また会場では、造り手の皆さんが自らワインを注ぐ場面も、多く見られました。造り手とお客様の間で生まれる会話。造り手に聞く質問といえば、お酒の原料や製造方法が定番ですが、ワインとなると、多くのお客様が質問されるのは「造り手の人生」について。その人が今までどんな人生を歩んできたのか。どのようなことを感じて、何を大事にして生きているのか。造り手の人柄と思いが色濃くあらわれるワインだからこそ、飲み手もその人について知りたくなる。何とも奥深くありませんか……?
会の後半では、私たち学生も参加者や運営の方々と、ワイン片手にお話させていただきましたが、初対面にもかかわらず、心の距離がすごく近く感じました。このワイン美味しいですね、どのワインが好きでしたか? という会話ではじまり、各々の人生について語り合う。ワインには、心の距離を近づける力があると感じました。
お客様、造り手、運営陣。
あの場にいた全ての人が、ワインを通じて一つになった気がしました。
最後に
終了時刻の17時になると「もう終わっちゃうの」「凄く楽しかった」という声が、会場に溢れます。

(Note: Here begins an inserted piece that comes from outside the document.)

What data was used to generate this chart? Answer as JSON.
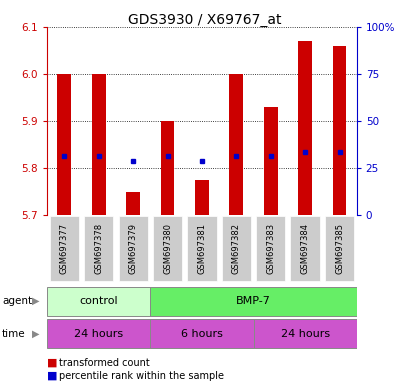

そして暗闇の中に消えていくお客様の後ろ姿からは、幸福を感じました。
ワインの知識だけでなく、美しい時間も手に入れることができた本イベント。
ワインはただのお酒じゃない。
空間を彩り、人と人をつなぐ架け橋になる。
そんなパワーを持っている。
一日を通じ、私たちはそれを確信しました。
最後まで読んでいただき、ありがとうございます。
次回の記事も、読んでいただけたら嬉しいです!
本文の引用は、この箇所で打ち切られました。